Di Twitter, setelah melalui serangkaian rute sekrol-sekrol yang random, saya menemukan postingan satu akun (ehm, sebut saja nama akunnya Yanto) yang menuliskan kegelisahan dan keprihatinannya karena banyak koran yang tidak menjadikan berita tentang reuni akbar alumni 212 sebagai headline.
Katanya, peristiwa sebesar reuni akbar selayaknya menjadi headline, karena ia punya nilai berita yang besar.
“Saya makin prihatin dengan media mainstream kayak Kompas, Tempo dkk. Apakah mereka tidak sadar jika keberpihakan mereka pada Jokowi turut memperbesar perasaan jengkel pada kekuasaan? Peristiwa sebesar reuni 212 buat mereka ngga ada nilai beritanya. Apa ngga bikin sakit hati?” begitu tulisnya.
Sebagai seseorang yang bekerja di media, saya tentu saja tak sependapat dengan apa yang ditulis oleh Yanto.
Bagi saya, semua media punya segmentasi pasar sendiri-sendiri, sehingga mereka berhak untuk menentukan isu apa yang layak untuk mereka angkat sebagai headline.
Koran lampu kuning, misalnya, tentu saja tidak terlalu tertarik mengangkat isu reuni akbar alumni 212 sebagai headline, sebab memang pangsa pasar mereka adalah para pekerja kasar seperti tukang becak atau supir angkot, sehingga headline yang diangkat ya biasanya tak jauh-jauh dari isu kriminalitas jalanan atau isu-isu sub-urban lainnya, yang memang disukai dan dekat dengan dunia jalanan.
Kembali ke cuitan Yanto.
Kalimat “Apa nggak bikin sakit hati?” yang ia tulis di akhir twitnya itu menggelitik saya. Saya pun kemudian membalas twit tersebut.
“Lah, sakit hati kenapa, Mas? Kan niat yg ikut reuni 212 memang pengin silaturahmi, bukan pengin diliput… Hehehe…” begitu balas saya.
Tak dinyana, balasan saya tersebut mendapatkan banyak respon.
Salah satu dari sekian banyak komentar yang muncul secara lucu menuduh saya sebagai seorang Projo alias Pro-Jokowi.
“Buat projo iyain aja deh,” begitu balas dia.
Nah, sampai di sini, saya mulai tertarik.
Saya buka profil dia, dan memang ternyata dia memang seseorang yang berada di kubu #2019GantiPresiden. Tagar tersebut bahkan ia tulis sebagai bagian dari bio.
Saya selalu tak habis pikir dengan justifikasi model begini. Tentu saja ini bukan soal projo-nya, namun lebih pada sikap mudahnya seseorang menganggap orang lain sebagai lawan politik hanya karena punya pandangan yang berbeda dengannya.

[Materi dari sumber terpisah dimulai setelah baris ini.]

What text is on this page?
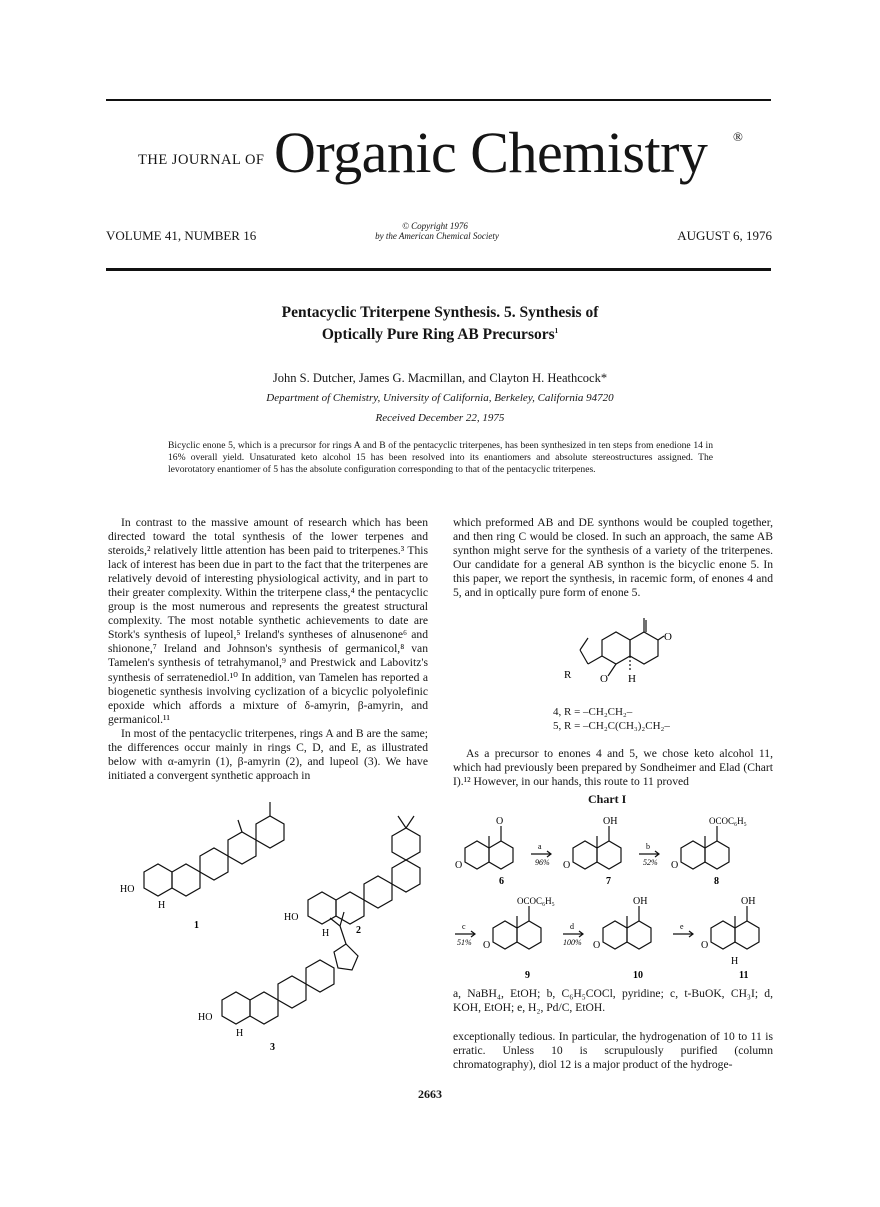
THE JOURNAL OF Organic Chemistry ®
VOLUME 41, NUMBER 16
© Copyright 1976
by the American Chemical Society	AUGUST 6, 1976
Pentacyclic Triterpene Synthesis. 5. Synthesis of
Optically Pure Ring AB Precursors$^1$
John S. Dutcher, James G. Macmillan, and Clayton H. Heathcock*
Department of Chemistry, University of California, Berkeley, California 94720
Received December 22, 1975
Bicyclic enone 5, which is a precursor for rings A and B of the pentacyclic triterpenes, has been synthesized in ten steps from enedione 14 in 16% overall yield. Unsaturated keto alcohol 15 has been resolved into its enantiomers and absolute stereostructures assigned. The levorotatory enantiomer of 5 has the absolute configuration corresponding to that of the pentacyclic triterpenes.

In contrast to the massive amount of research which has been directed toward the total synthesis of the lower terpenes and steroids,² relatively little attention has been paid to triterpenes.³ This lack of interest has been due in part to the fact that the triterpenes are relatively devoid of interesting physiological activity, and in part to their greater complexity. Within the triterpene class,⁴ the pentacyclic group is the most numerous and represents the greatest structural complexity. The most notable synthetic achievements to date are Stork's synthesis of lupeol,⁵ Ireland's syntheses of alnusenone⁶ and shionone,⁷ Ireland and Johnson's synthesis of germanicol,⁸ van Tamelen's synthesis of tetrahymanol,⁹ and Prestwick and Labovitz's synthesis of serratenediol.¹⁰ In addition, van Tamelen has reported a biogenetic synthesis involving cyclization of a bicyclic polyolefinic epoxide which affords a mixture of δ-amyrin, β-amyrin, and germanicol.¹¹

In most of the pentacyclic triterpenes, rings A and B are the same; the differences occur mainly in rings C, D, and E, as illustrated below with α-amyrin (1), β-amyrin (2), and lupeol (3). We have initiated a convergent synthetic approach in

which preformed AB and DE synthons would be coupled together, and then ring C would be closed. In such an approach, the same AB synthon might serve for the synthesis of a variety of the triterpenes. Our candidate for a general AB synthon is the bicyclic enone 5. In this paper, we report the synthesis, in racemic form, of enones 4 and 5, and in optically pure form of enone 5.

O
R	O H
4, R = –CH₂CH₂–
5, R = –CH₂C(CH₃)₂CH₂–

As a precursor to enones 4 and 5, we chose keto alcohol 11, which had previously been prepared by Sondheimer and Elad (Chart I).¹² However, in our hands, this route to 11 proved

Chart I
a
96%
b
52%
c
51%
d
100%
e
O
O
OH
O
OCOC₆H₅
O
OCOC₆H₅
O
OH
O
OH
O
H
6	7	8
9	10	11
a, NaBH₄, EtOH; b, C₆H₅COCl, pyridine; c, t-BuOK, CH₃I; d, KOH, EtOH; e, H₂, Pd/C, EtOH.

exceptionally tedious. In particular, the hydrogenation of 10 to 11 is erratic. Unless 10 is scrupulously purified (column chromatography), diol 12 is a major product of the hydroge-

HO
H
HO
H
HO
H
1	2
3
2663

Di facebook, saya menemukan banyak kejadian seperti itu. Tentu ini bukan hanya terjadi dalam lingkup projo, namun juga prowo. Dalam lingkup (so called) cebong, maupun lingkup (so called) kampret.
Hanya karena tidak setuju dengan pernyataan Prabowo yang mengatakan bahwa peserta reuni akbar alumni 212 sebanyak 11 juta orang, dia bisa langsung dianggap sebagai cebong.
Begitu pun sebaliknya, hanya karena mengkritisi janji-janji Jokowi semasa Pilpres yang sampai sekarang belum juga tunai, ia bisa langsung dianggap sebagai kampret.
Atmosfer politik dalam beberapa tahun terakhir, utamanya setelah Pilpres 2014 yang berlanjut dalam Pilgub DKI 2017 lalu benar-benar memunculkan polaritas politik yang sangat dahsyat dan menyebalkan.
Hidup seolah menjadi hanya tentang Jokowi dan Prabowo. Tentu ini bikin kita muak.
Lebih menyebalkan lagi, ia juga melebar pada persoalan agama. Siapa yang tidak pro Prabowo bisa dengan mudah dianggap tidak pro umat islam, begitu pula sebaliknya, siapa yang mendukung Jokowi langsung dituduh sebagai pembela penista agama.
Ah, Politik sungguh membuat kita menjadi manusia bermental zebra cross, yang hanya tahu hitam dan putih.
Di hadapan politik, pelangi tak pernah tampak sama sekali.